The Real Story: Competence at an Honest Price
Here’s what matters: the EX60 P10 all-wheel-drive costs only $2,350 more than the P6. That’s absurd value. For $62,145, you’re getting an extra 134 horsepower, all-wheel drive, an 11-kWh larger battery, and faster charging. Both Plus and Ultra trim levels come well-equipped, though ventilated seats, nappa leather, and the 28-speaker Bowers & Wilkins Dolby Atmos stereo are Ultra-only upgrades.
The EX60 launches alongside the Audi Q6 e-tron, BMW iX3, and Mercedes-Benz GLC Electric—a crowded segment of German luxury compacts. But Volvo undercuts them on price, delivers a cleaner interior design, and pairs serious tech with genuine usability rather than complexity for its own sake. That’s not revolutionary. It’s just competent, thoughtful design—which somehow feels revolutionary in 2027.

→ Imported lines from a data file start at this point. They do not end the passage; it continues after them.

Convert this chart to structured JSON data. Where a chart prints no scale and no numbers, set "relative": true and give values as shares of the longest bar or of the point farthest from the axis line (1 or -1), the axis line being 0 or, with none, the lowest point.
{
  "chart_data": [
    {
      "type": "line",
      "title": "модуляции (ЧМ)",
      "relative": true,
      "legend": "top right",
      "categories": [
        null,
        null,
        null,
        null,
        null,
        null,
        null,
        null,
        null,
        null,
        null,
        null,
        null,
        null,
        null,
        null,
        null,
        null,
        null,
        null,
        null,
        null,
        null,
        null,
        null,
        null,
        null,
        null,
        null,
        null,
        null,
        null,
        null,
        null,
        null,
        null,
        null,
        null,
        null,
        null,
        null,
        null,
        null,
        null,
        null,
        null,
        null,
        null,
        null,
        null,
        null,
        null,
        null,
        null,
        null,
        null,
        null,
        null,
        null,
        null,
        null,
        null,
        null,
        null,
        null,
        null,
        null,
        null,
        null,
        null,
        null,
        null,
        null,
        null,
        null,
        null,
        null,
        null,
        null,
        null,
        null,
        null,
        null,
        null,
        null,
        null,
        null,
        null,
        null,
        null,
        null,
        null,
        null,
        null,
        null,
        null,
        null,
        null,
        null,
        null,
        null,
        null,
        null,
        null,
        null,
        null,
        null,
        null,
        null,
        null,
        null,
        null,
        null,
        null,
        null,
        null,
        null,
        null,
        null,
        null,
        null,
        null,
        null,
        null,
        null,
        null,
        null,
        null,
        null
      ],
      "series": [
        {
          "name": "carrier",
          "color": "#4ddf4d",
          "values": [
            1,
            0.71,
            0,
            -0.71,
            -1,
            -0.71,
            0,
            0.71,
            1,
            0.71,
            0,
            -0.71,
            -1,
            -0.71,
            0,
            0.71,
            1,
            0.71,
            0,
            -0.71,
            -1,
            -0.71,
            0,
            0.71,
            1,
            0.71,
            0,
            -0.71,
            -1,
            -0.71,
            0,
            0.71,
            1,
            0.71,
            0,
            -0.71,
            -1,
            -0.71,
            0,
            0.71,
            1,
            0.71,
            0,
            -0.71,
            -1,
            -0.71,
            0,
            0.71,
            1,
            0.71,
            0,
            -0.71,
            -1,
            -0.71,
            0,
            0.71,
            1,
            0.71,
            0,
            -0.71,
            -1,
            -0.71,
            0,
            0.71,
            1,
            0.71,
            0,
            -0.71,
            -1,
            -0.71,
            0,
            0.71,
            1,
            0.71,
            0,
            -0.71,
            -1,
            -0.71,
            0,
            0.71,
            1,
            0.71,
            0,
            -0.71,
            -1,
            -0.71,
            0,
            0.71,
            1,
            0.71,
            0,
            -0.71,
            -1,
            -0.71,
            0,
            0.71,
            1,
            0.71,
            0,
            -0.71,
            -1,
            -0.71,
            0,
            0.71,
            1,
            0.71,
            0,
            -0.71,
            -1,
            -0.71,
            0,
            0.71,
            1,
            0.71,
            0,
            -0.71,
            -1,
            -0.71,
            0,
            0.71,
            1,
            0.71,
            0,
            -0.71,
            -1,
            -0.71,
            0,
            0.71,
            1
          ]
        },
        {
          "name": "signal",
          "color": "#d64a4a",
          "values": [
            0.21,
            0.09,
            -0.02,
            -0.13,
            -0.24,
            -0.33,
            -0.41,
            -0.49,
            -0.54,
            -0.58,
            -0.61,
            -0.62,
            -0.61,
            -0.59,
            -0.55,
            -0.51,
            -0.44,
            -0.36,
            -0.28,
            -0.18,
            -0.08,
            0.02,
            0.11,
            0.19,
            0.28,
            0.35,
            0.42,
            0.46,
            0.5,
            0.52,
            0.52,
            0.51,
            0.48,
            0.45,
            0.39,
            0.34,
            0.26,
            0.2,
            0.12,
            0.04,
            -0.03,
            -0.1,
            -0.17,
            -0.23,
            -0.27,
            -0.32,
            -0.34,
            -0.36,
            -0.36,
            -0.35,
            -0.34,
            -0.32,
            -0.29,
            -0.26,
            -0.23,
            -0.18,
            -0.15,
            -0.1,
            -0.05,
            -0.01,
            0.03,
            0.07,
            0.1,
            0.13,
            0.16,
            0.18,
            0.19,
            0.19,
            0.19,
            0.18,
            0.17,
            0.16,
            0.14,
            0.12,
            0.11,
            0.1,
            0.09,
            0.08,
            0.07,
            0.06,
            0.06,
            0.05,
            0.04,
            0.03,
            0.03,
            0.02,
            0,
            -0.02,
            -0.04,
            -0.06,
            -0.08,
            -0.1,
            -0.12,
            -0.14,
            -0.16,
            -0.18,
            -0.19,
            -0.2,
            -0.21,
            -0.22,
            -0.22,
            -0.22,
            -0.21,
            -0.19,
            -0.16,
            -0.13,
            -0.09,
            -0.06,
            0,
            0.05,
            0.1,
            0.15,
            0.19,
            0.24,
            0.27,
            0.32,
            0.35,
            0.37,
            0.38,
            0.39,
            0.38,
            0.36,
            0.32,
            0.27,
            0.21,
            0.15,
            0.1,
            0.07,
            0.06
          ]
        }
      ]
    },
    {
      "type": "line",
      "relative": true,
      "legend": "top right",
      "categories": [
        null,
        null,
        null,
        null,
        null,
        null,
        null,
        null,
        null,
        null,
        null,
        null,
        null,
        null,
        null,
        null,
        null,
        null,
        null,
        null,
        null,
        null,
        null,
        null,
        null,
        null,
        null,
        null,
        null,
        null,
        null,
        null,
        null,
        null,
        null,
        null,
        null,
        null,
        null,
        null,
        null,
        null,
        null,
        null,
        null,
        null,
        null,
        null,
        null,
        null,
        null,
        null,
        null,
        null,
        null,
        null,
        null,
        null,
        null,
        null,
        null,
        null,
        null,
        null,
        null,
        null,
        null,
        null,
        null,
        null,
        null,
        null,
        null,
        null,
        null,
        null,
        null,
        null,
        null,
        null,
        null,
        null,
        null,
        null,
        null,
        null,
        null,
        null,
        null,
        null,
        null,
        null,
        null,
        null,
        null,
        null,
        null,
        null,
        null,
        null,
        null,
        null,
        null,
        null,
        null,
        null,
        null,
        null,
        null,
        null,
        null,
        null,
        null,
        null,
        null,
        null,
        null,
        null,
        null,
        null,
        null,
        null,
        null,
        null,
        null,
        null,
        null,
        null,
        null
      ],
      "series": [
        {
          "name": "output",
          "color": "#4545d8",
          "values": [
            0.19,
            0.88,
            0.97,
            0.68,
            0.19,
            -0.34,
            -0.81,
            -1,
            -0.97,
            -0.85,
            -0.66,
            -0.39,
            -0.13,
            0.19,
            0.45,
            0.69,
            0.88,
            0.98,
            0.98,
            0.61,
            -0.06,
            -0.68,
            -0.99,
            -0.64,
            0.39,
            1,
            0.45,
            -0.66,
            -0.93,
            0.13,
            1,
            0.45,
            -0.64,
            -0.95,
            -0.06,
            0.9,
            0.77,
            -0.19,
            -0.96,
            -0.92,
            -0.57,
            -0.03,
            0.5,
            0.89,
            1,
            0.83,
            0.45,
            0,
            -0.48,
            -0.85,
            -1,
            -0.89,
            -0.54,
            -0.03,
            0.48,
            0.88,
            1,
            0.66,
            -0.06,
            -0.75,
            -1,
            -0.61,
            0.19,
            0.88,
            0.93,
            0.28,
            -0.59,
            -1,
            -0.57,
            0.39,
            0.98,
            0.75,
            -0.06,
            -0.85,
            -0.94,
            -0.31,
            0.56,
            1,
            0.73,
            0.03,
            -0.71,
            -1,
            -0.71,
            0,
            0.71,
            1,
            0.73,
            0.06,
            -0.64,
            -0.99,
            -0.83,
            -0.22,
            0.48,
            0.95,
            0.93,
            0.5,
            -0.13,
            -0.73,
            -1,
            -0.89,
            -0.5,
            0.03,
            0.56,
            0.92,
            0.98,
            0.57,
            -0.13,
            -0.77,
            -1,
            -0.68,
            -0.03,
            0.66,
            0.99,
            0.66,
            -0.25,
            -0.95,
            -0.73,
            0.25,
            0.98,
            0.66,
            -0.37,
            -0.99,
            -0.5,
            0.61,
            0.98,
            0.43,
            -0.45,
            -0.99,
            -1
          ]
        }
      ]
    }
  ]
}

The EX60 heralds a future where electric luxury doesn’t require choosing between performance and restraint, between technology and usability. Volvo built something that works on both fronts without preaching about either. In a world of automotive excess, that’s the rare win.
- 2027 Volvo EX60 starts at $59,795 for the P6 RWD, undercuts German competitors and Volvo’s own plug-in hybrid.
- 369-hp P6 (295-307 mi range) and 503-hp P10 AWD (312-322 mi range) both add 160 miles in 10 minutes at DC fast chargers.
- Scandinavian interior design, Android infotainment, and 800-volt architecture deliver sophistication without sensory overload.
- 670-hp P12 and rugged Cross Country variant coming later in 2027; U.S. launch this summer.